Formerly Black-naped Oriole was very rare in winter, but since around 2012 two or three individuals have been seen in most winters, the latter change being a pattern shared with several other species primarily occurring in HK as passage migrants and no doubt being a consequence of warmer winters in recent years.

BREEDING

Historically, breeding birds arrived from about 8th or 10th April and immediately commenced breeding activities with nests typically laid around the third week of May but occasionally earlier. Nests were placed high in a tree, typically 12-15m, and usually towards the tip of a thin branch (Vaughan and Jones 1913). In HK Herklots (1967) stated that nests were usually placed in Chinese Red Pines Pinus massoniana, but the nest at Lok Ma Chau in 2003 was placed in a Chinese Banyan Ficus microcarpa overhanging a watercourse; Vaughan and Jones also noted nesting in both banyans and Cotton Trees Bombax ceiba. As noted above, Herklots (1967) considered that Black-naped Orioles frequently placed their nests close to the nest of, and sometimes in the same tree as, a pair of Hair-crested Drongos, the orioles receiving protection from the vigorous territorial defence undertaken by the drongos.

The nest is a deep cup slung within the fork of a branch and is made up of a variety of plant materials including leaves, grass, banyan roots and cobwebs. Two to four pale pink eggs covered with small dark chocolate spots and fewer lavender spots are laid (Herklots 1967). Vaughan and Jones (1913) considered Black-naped Oriole to be single brooded with most birds departing from breeding sites in the third week of August, but also noted that eggs had been found as late as 5th July.

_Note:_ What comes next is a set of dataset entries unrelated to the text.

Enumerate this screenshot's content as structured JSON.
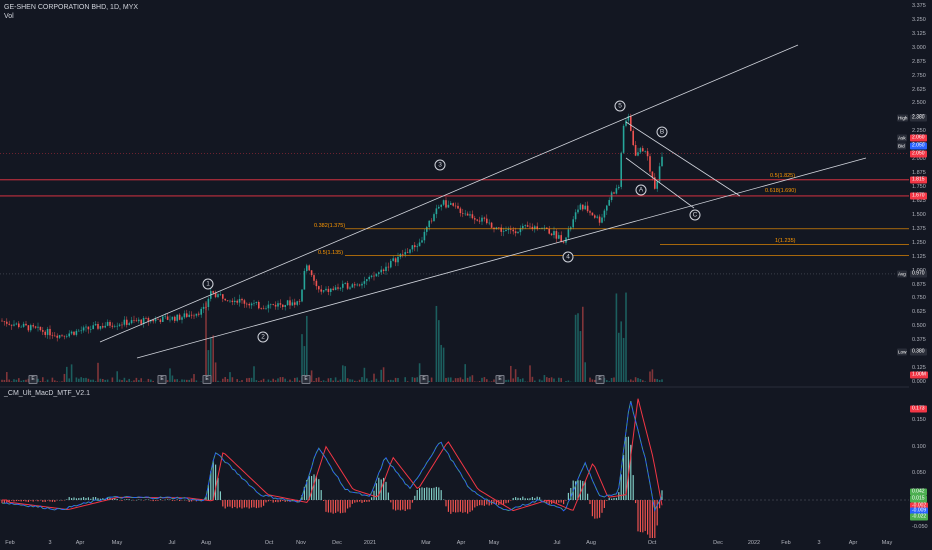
{
  "header": {
    "title": "GE-SHEN CORPORATION BHD, 1D, MYX",
    "volume_label": "Vol"
  },
  "indicator": {
    "title": "_CM_Ult_MacD_MTF_V2.1"
  },
  "price_axis": {
    "ticks": [
      "3.375",
      "3.250",
      "3.125",
      "3.000",
      "2.875",
      "2.750",
      "2.625",
      "2.500",
      "2.375",
      "2.250",
      "2.125",
      "2.000",
      "1.875",
      "1.750",
      "1.625",
      "1.500",
      "1.375",
      "1.250",
      "1.125",
      "1.000",
      "0.875",
      "0.750",
      "0.625",
      "0.500",
      "0.375",
      "0.250",
      "0.125",
      "0.000"
    ],
    "tags": [
      {
        "label": "High",
        "value": "2.380",
        "color": "#2a2e39"
      },
      {
        "label": "Ask",
        "value": "2.060",
        "color": "#f23645"
      },
      {
        "label": "Bid",
        "value": "2.050",
        "color": "#2962ff"
      },
      {
        "label": "",
        "value": "2.050",
        "color": "#f23645"
      },
      {
        "label": "",
        "value": "1.815",
        "color": "#f23645"
      },
      {
        "label": "",
        "value": "1.670",
        "color": "#f23645"
      },
      {
        "label": "Avg",
        "value": "0.970",
        "color": "#2a2e39"
      },
      {
        "label": "Low",
        "value": "0.380",
        "color": "#2a2e39"
      },
      {
        "label": "",
        "value": "1.00M",
        "color": "#f23645"
      }
    ]
  },
  "indicator_axis": {
    "ticks": [
      "0.150",
      "0.100",
      "0.050",
      "0.000",
      "-0.050"
    ],
    "tags": [
      {
        "value": "0.173",
        "color": "#f23645"
      },
      {
        "value": "0.042",
        "color": "#4caf50"
      },
      {
        "value": "0.015",
        "color": "#4caf50"
      },
      {
        "value": "-0.002",
        "color": "#f23645"
      },
      {
        "value": "-0.009",
        "color": "#2962ff"
      },
      {
        "value": "-0.022",
        "color": "#4caf50"
      }
    ]
  },
  "time_axis": {
    "labels": [
      "Feb",
      "3",
      "Apr",
      "May",
      "Jul",
      "Aug",
      "Oct",
      "Nov",
      "Dec",
      "2021",
      "Mar",
      "Apr",
      "May",
      "Jul",
      "Aug",
      "Oct",
      "Dec",
      "2022",
      "Feb",
      "3",
      "Apr",
      "May"
    ]
  },
  "fib_labels": [
    "0.382(1.375)",
    "0.5(1.135)",
    "0.5(1.825)",
    "0.618(1.690)",
    "1(1.235)"
  ],
  "wave_labels": [
    "1",
    "2",
    "3",
    "4",
    "5",
    "A",
    "B",
    "C"
  ],
  "event_badge": "E",
  "chart_data": {
    "type": "candlestick",
    "symbol": "GE-SHEN CORPORATION BHD",
    "interval": "1D",
    "exchange": "MYX",
    "price_range": [
      0.0,
      3.375
    ],
    "price_high": 2.38,
    "price_low": 0.38,
    "average": 0.97,
    "ask": 2.06,
    "bid": 2.05,
    "last": 2.05,
    "horizontal_levels": [
      1.815,
      1.67,
      1.375,
      1.235,
      1.135
    ],
    "fib_levels": [
      {
        "ratio": 0.382,
        "price": 1.375
      },
      {
        "ratio": 0.5,
        "price": 1.135
      },
      {
        "ratio": 0.5,
        "price": 1.825
      },
      {
        "ratio": 0.618,
        "price": 1.69
      },
      {
        "ratio": 1,
        "price": 1.235
      }
    ],
    "elliott_points": [
      {
        "label": "1",
        "price": 0.68
      },
      {
        "label": "2",
        "price": 0.6
      },
      {
        "label": "3",
        "price": 1.62
      },
      {
        "label": "4",
        "price": 1.24
      },
      {
        "label": "5",
        "price": 2.38
      },
      {
        "label": "A",
        "price": 1.72
      },
      {
        "label": "B",
        "price": 2.1
      },
      {
        "label": "C",
        "price": 1.4
      }
    ],
    "indicator_range": [
      -0.05,
      0.173
    ]
  }
}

BEHAVIOUR, FORAGING & DIET

In HK Black-naped Orioles are usually seen perched in or flying between larger trees. Birds readily fly over open habitats such as fields or fish ponds and owing to their relatively large size and bright colouration many observations are of distant flying birds.

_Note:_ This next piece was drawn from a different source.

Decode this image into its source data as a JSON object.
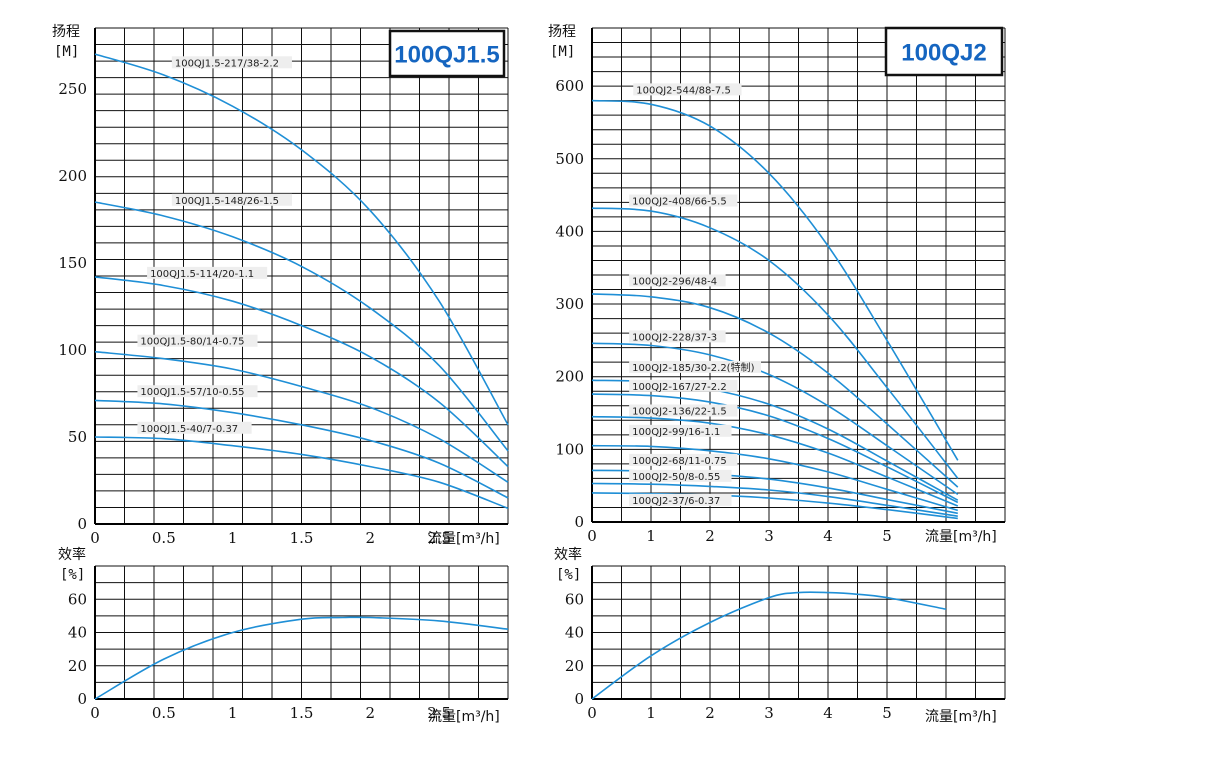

Black-naped Orioles appear to obtain most of their food by gleaning in the canopy of larger trees. This accords with the observation by Herklots (1967), who considered that Black-naped Orioles in the Pok Fu Lam area spent much of their time foraging in Chinese Red Pine and that much of their diet consisted of caterpillars. Presumably it is an insectivore-frugivore, but there do not appear to be any observations of frugivory in HK.

RANGE & SYSTEMATICS

Black-naped Oriole has an extensive range throughout south and east Asia, extending from India in the west to Ussuriland in the northeast and the Lesser Sunda Islands (East Nusa Tenggara) in the southeast.

O. c. diffusus is found in most of China, including HK, whilst one other taxon, O. c. tenuirostris, occurs in southern Yunnan. O. c. diffusus breeds as far north as Ussuriland and Korea and in most of central and eastern China north to Beijing and west to Gansu, central Sichuan and eastern Yunnan, where it is stated to intergrade with O. c. tenuirostris (Cheng 1987), and south to northern Vietnam and Myanmar. Most of this range is vacated in winter (populations in Taiwan and perhaps Hainan are resident), with the winter range extending from southeast India to Indonesia where it overlaps with other resident taxa currently included in this species.

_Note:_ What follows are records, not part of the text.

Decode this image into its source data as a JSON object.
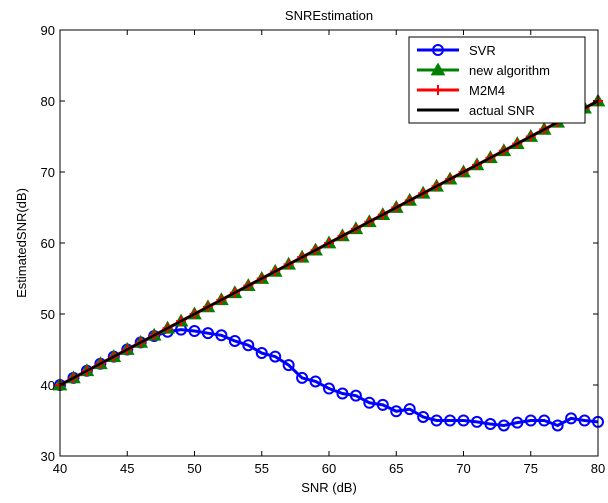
{
  "chart_data": {
    "type": "line",
    "title": "SNREstimation",
    "xlabel": "SNR (dB)",
    "ylabel": "EstimatedSNR(dB)",
    "xlim": [
      40,
      80
    ],
    "ylim": [
      30,
      90
    ],
    "x_ticks": [
      40,
      45,
      50,
      55,
      60,
      65,
      70,
      75,
      80
    ],
    "y_ticks": [
      30,
      40,
      50,
      60,
      70,
      80,
      90
    ],
    "grid": false,
    "legend_position": "top-right",
    "x": [
      40,
      41,
      42,
      43,
      44,
      45,
      46,
      47,
      48,
      49,
      50,
      51,
      52,
      53,
      54,
      55,
      56,
      57,
      58,
      59,
      60,
      61,
      62,
      63,
      64,
      65,
      66,
      67,
      68,
      69,
      70,
      71,
      72,
      73,
      74,
      75,
      76,
      77,
      78,
      79,
      80
    ],
    "series": [
      {
        "name": "SVR",
        "color": "#0000ff",
        "marker": "circle",
        "values": [
          40.0,
          41.0,
          42.0,
          43.0,
          44.0,
          45.0,
          46.0,
          46.9,
          47.5,
          47.8,
          47.6,
          47.3,
          47.0,
          46.2,
          45.6,
          44.5,
          44.0,
          42.8,
          41.0,
          40.5,
          39.5,
          38.8,
          38.5,
          37.5,
          37.2,
          36.3,
          36.6,
          35.5,
          35.0,
          35.0,
          35.0,
          34.8,
          34.5,
          34.3,
          34.7,
          35.0,
          35.0,
          34.3,
          35.3,
          35.0,
          34.8
        ]
      },
      {
        "name": "new algorithm",
        "color": "#008000",
        "marker": "triangle",
        "values": [
          40,
          41,
          42,
          43,
          44,
          45,
          46,
          47,
          48,
          49,
          50,
          51,
          52,
          53,
          54,
          55,
          56,
          57,
          58,
          59,
          60,
          61,
          62,
          63,
          64,
          65,
          66,
          67,
          68,
          69,
          70,
          71,
          72,
          73,
          74,
          75,
          76,
          77,
          78,
          79,
          80
        ]
      },
      {
        "name": "M2M4",
        "color": "#ff0000",
        "marker": "plus",
        "values": [
          40,
          41,
          42,
          43,
          44,
          45,
          46,
          47,
          48,
          49,
          50,
          51,
          52,
          53,
          54,
          55,
          56,
          57,
          58,
          59,
          60,
          61,
          62,
          63,
          64,
          65,
          66,
          67,
          68,
          69,
          70,
          71,
          72,
          73,
          74,
          75,
          76,
          77,
          78,
          79,
          80
        ]
      },
      {
        "name": "actual SNR",
        "color": "#000000",
        "marker": "none",
        "values": [
          40,
          41,
          42,
          43,
          44,
          45,
          46,
          47,
          48,
          49,
          50,
          51,
          52,
          53,
          54,
          55,
          56,
          57,
          58,
          59,
          60,
          61,
          62,
          63,
          64,
          65,
          66,
          67,
          68,
          69,
          70,
          71,
          72,
          73,
          74,
          75,
          76,
          77,
          78,
          79,
          80
        ]
      }
    ]
  }
}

As currently constituted, Black-naped Oriole has 20 subspecies; however, the current ‘species’ is both paraphyletic with respect to Eurasian Golden Oriole O. oriolus and Indian Golden Oriole O. kundoo and includes a number of resident taxa in the Indonesian archipelago that are probably worthy of species status (Eaton et al. 2021).

CONSERVATION STATUS

IUCN: Least Concern. Population trend decreasing.